First, we need to sense an object or an event to construe the meaning of it. Collective self-reflection, which is a pre-condition of collective intelligence, needs to be preceded by what we sense as real, followed by the activation of our collective meaning-making organs.

However, I don’t think that there’s a fundamental difference between our perspectives because, in another place, Jordan said, “we’re limited by discernment so we’re always going to have to be doing work on improving the quality of our discernment in all the modalities,” and that discernment comes, clearly before meaning-making.

The individual is not the most important unit of cognition

Where he and I come into full alignment, again, is this assessment of his: “We live in a non-linear world, stop thinking linearly. Once you have accepted this as the task, you will eventually come to an important conclusion: you can’t. By yourself, you can’t think non-linearly. This isn’t your fault. Individual human beings can’t think non-linearly. Only ‘collective intelligences,’ those agents of ‘inter-subjective consciousness’ can.”

I’m delighted that this view starts gaining currency. Unless we learn to accept the unthinkable, that from the perspective of our evolutionary future, the individual human being is not the most important unit of cognition anymore, we are doomed. I’m not talking about a “Borg-mind” future but the distributed cognition that manifests in the collective intelligence that can emerge from self-organising collectives of any size, in the right conditions.

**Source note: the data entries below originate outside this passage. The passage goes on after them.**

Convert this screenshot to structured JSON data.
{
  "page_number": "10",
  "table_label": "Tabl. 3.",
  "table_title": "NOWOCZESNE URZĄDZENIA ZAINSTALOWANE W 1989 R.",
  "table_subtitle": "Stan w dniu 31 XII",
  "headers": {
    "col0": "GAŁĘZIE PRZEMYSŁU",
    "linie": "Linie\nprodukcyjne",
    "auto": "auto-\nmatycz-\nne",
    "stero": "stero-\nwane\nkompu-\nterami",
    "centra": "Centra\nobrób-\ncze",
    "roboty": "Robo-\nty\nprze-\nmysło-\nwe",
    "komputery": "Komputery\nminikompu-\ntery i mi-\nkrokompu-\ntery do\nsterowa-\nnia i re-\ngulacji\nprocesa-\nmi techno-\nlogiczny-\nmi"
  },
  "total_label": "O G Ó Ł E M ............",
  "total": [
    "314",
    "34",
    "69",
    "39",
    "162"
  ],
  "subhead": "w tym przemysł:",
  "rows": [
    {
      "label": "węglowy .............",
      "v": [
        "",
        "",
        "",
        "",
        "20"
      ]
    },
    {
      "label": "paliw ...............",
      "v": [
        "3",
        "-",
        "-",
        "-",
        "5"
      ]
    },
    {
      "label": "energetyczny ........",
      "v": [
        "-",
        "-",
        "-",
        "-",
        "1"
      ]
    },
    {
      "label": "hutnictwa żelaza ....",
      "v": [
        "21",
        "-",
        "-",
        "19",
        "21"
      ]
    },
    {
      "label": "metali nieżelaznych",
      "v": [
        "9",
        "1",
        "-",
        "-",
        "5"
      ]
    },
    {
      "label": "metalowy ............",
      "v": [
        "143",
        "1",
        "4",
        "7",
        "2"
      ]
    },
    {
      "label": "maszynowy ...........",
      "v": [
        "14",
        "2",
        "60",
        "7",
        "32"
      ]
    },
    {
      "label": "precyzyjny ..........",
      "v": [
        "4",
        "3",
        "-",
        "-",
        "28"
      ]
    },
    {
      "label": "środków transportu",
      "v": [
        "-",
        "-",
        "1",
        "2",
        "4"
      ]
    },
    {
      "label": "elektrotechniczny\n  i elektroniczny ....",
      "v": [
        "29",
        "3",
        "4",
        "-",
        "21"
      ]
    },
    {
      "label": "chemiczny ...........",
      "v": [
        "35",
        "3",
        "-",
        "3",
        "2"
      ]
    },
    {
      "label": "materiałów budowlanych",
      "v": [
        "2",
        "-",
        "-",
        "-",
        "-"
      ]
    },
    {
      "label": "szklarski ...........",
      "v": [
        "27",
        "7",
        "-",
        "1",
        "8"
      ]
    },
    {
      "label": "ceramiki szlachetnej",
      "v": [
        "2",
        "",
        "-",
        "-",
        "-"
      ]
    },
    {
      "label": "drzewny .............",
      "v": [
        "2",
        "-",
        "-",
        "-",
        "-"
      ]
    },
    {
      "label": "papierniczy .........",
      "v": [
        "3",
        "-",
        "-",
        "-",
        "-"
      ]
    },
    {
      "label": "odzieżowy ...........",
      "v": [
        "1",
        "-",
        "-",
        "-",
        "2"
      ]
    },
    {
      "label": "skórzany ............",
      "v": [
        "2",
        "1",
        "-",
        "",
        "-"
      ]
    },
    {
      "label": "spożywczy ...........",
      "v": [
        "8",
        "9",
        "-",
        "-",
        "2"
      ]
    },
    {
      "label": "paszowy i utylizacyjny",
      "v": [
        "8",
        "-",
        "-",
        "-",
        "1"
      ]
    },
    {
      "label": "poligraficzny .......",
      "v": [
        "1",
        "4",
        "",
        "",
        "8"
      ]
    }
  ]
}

I guess I was too optimistic about the timing when I wrote, in 2010, in my piece “In Defense of Complexity” on my Blog of Collective Intelligence: “What if what we sense as overwhelming complexity was only evolution’s trick to seduce us into the collective identities and shared minds needed to make sense and higher meaning out of our world? What if someday we woke up realizing that we left the fixation with the narrower perspectives behind just as we did with toys that we’ve outgrown in the kindergarten? What if that day was today?”

I hope I was only 10 years too early to ask that question. Let’s see what’s needed to realize that possibility in the ‘20s.

The gap between collective intelligence and collective will

In his rumination on Decentralised Collective Intelligence, Jordan Hall points to a number of the important enabling conditions. I pick only one, which I deem as calling for the kind of collaborative inquiry that I’m the most passionate about: “there’s a gap between a coherent collective intelligence and a coherent structure of being able to respond as a whole.”

No doubt, a post-conventional collective coherence (in perception and meaning) needs to come into being in a group of any size before it can give birth a coherent collective will. We can fill the gap between the two only by symmathesy and an enabling innovation ecosystem. The latter should be the subject of another article.